Noonan details the contempt in which Reagan was held by the supposed intellectual heavyweights of his era, and gives us a full page of epithets from pundits and hacks who are or who should be forgotten: "amiable dunce" (from Clark Clifford); "shockingly dumb" (from Jimmy Breslin); and so on. They were scared by the arms race, rattled by Star Wars, stunned by what they considered Reagan's naive and provocative references to the "evil empire." But if Reagan was mocked in Manhattan and Georgetown, Natan Sharansky, locked up in the Gulag, was thrilled. "President Reagan understood the nature of a totalitarian regime," Sharansky told Noonan. "He had very healthy instincts about it. He was a fresh change after Nixon's attempts at detente, and Carter, who talked well but couldn't link practical policy to this talk . . . Star Wars was a way of talking to the Soviet Union." As a result of Reagan's new approach, Sharansky says, "the fate of the dissidents [became linked] to the policy of the United States."
Liberals assumed that Reagan's words and actions would end in war or disaster. Instead, they ended in the peaceful defeat of the Communists in Latin America; then of the Communists in Eastern Europe; and, finally, of the Communists in Russia itself. The uses of force as a threat and a tactic had once been understood by American presidents, but these crucial simplicities eluded Reagan's critics. "The clever men and women of his time were more often than not fooled by the arguments and maneuvers of the Soviets," Noonan tells us. "But Reagan, who did not think himself clever, was not."
One reason that Reagan appears an exotic is that he was a man out of time. In an age demoralized by lost wars and liars, he bore the faith of the hot and Cold Warriors, who took on and shattered the Axis alliance, drew lines in the sand against Soviet Russia, brought Europe back from the dust and ashes, created a boom, cracked the atom, and then sent a man to the moon. His contemporaries believed in limits and boundaries; he still looked to great possibilities. They believed in American guilt; he believed in American promise. He also believed in confrontation, and, as Sharansky noted, the power of moral ideals. He was indeed retrograde, but not in the way that his critics suspected. His "evil empire" phrasing harked back to iron curtains, days of infamy, and people willing to bear burdens and pay prices. He did not refer back to the past as it was portrayed in old John Wayne movies, but to the real past of Churchill, Roosevelt, and Kennedy.

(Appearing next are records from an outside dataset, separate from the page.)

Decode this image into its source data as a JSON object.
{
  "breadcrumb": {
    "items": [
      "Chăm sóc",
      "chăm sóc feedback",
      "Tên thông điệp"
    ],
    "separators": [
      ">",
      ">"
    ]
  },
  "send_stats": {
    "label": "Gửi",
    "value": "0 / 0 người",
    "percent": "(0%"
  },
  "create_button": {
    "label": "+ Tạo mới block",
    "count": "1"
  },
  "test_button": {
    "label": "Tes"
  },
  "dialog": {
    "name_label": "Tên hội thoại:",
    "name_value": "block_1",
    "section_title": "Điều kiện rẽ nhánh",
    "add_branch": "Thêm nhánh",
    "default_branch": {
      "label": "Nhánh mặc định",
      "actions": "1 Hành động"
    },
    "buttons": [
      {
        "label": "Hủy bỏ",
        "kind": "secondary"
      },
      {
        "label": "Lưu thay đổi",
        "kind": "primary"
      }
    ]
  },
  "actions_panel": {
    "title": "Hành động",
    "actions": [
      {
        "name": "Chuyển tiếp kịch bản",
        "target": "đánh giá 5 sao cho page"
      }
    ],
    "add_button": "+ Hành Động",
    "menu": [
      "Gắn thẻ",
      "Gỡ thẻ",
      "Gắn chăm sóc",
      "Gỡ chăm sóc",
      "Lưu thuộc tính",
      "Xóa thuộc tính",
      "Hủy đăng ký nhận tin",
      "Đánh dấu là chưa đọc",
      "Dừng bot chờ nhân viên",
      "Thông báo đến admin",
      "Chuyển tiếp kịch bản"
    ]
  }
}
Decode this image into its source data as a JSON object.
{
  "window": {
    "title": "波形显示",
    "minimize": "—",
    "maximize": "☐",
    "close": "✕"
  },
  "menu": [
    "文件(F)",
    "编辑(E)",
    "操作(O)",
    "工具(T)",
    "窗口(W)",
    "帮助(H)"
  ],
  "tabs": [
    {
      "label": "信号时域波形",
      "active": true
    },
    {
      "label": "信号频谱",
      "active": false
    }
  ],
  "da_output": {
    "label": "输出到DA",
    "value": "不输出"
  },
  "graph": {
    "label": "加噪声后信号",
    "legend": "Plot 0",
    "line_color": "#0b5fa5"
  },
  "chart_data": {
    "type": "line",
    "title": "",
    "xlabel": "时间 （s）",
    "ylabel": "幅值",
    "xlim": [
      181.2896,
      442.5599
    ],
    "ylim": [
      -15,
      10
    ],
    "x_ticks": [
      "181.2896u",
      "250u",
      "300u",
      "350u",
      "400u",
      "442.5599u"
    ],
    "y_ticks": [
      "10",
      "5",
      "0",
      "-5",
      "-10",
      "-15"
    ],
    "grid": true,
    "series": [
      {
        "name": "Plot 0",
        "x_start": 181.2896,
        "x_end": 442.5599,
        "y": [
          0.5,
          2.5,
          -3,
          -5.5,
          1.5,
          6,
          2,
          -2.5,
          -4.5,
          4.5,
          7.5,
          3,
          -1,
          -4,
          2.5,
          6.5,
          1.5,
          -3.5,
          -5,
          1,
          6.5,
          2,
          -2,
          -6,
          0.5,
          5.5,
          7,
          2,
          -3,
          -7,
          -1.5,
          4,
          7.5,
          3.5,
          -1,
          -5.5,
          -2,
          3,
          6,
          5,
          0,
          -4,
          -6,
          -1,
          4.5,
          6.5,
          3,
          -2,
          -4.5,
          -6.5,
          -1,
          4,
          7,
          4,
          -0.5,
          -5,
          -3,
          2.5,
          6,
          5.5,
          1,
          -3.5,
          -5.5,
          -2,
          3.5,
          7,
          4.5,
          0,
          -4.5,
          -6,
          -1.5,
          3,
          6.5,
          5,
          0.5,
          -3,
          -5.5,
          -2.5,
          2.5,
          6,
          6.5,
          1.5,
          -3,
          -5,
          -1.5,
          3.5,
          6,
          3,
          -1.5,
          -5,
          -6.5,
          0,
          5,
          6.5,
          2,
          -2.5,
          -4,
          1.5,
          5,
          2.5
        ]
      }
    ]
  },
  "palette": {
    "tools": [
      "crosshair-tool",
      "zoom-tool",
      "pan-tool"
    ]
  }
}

He broke with his old idol, FDR, on domestic policy, because he came to believe that the country had been overgoverned. But in foreign affairs, he remained his master's disciple: a determined warrior, dreaming of peace. "The old movie actor confidently promoted the liberal establishment's old worldview as if there had never been a Vietnam, with its stern lessons of caution and humility and limits," Robert Kagan wrote recently. "The truth is that Reaganism -- that combination of ebullient confidence in the superiority of American society, and the determination to triumph over the evil of Communism -- was little more than the resurrection of the old establishment's worldview."